Besides CEQA, the district is required to have permits from RWQCB, possibly the Air Pollution Control District, California Division of Safety of Dams (for the ponds) and possibly other permits. Stanton said the permits will require work to start within one year of issuance.
Because of the TNC permit condition that expires Aug. 27, 2011, Stanton said, “By 2012 we’ve got to start construction. You’ve got to start construction by a certain amount of time or you lose your permits.”
To begin the improvement project, Stanton presented the project in three phases, suggesting the district start on Phase 1, as recommended by staff and an ad hoc committee. Phase 1 is deferred maintenance, Stanton said, “which is basically the first phase of getting the project where it meets the 2005 criteria.”
Phase 2 is the expansion phase, bringing the plant to 1.28 MGD and Phase 3 would expand the plant to 1.47 MGD.
“The CEQA and design address all three phases,” Stanton said.

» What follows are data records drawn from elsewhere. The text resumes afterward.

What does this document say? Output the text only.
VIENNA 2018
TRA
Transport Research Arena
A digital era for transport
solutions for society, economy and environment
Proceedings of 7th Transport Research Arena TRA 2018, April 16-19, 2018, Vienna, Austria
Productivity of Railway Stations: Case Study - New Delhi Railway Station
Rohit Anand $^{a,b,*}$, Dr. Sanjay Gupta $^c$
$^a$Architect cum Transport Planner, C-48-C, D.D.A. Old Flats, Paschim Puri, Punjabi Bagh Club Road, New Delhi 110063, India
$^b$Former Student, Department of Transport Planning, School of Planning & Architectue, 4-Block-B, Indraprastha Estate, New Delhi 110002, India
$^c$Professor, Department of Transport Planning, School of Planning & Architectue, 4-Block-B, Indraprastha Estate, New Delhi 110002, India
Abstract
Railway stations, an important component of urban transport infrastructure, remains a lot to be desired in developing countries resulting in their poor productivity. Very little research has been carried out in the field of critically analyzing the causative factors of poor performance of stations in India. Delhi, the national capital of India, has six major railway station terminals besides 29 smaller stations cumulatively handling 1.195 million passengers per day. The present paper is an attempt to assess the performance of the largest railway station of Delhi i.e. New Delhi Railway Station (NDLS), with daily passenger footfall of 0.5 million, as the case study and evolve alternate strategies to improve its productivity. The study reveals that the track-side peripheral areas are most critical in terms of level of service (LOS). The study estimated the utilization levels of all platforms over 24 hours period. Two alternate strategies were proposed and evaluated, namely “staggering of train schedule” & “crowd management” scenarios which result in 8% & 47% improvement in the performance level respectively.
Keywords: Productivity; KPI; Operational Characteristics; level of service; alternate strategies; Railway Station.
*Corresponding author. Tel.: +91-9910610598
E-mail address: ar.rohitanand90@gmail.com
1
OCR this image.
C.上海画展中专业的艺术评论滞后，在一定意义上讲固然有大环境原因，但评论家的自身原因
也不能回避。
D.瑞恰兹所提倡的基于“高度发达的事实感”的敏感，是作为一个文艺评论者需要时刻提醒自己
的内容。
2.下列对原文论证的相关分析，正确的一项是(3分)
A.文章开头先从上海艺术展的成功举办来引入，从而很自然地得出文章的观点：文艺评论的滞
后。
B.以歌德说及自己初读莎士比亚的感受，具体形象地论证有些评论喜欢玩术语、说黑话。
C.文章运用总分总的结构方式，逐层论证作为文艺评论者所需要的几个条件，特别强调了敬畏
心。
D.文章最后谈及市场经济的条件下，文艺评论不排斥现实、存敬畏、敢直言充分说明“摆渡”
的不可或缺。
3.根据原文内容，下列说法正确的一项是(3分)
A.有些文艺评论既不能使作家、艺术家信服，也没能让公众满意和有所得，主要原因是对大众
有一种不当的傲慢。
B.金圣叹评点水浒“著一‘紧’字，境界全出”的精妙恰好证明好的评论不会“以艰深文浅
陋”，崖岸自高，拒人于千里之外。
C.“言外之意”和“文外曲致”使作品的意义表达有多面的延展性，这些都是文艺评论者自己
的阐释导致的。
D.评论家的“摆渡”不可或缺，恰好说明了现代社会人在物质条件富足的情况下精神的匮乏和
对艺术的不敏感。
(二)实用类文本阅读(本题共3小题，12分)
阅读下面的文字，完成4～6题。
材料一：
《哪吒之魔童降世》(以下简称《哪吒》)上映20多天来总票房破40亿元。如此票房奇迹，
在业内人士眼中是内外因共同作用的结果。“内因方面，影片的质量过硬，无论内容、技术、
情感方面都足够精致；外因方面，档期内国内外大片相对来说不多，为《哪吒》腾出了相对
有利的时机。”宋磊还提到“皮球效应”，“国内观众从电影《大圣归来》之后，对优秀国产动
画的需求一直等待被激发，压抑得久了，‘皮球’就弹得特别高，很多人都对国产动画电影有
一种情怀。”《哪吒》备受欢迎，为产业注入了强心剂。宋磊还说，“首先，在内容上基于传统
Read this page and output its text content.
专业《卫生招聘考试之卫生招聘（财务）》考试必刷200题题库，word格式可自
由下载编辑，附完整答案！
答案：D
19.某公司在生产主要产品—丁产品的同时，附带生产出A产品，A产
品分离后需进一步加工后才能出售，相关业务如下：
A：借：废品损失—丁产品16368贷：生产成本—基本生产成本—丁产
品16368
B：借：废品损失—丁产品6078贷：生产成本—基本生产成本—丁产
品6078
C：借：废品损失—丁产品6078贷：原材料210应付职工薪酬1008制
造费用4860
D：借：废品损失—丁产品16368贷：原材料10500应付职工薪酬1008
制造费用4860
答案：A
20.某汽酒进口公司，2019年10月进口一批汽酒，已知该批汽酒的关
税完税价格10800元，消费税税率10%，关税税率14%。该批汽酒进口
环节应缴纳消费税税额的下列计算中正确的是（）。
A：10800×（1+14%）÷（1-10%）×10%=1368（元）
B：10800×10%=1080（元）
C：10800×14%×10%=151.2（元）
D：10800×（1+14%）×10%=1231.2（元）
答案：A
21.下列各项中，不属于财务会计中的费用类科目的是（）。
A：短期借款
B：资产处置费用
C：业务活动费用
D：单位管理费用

Stanton said the plant was designed for 1.0 MGD but in 2005 the 30-day moving average was 1.14 MGD, which “is what we’re trying to match in Phase 1,” he said.
Included in the board’s approval of implementing Phase 1 was the implementation of the “early schedule,” as recommended by staff, which includes CEQA certification in April 2010; design approval in October 2010; permit approval in April 2011; bid project in May 2011; and obtaining financing and starting construction in March 2012. Also included was approving staff to develop financial alternatives to be presented during the FY2010-11 budget process using rate increases and property taxes to provide debt service coverage.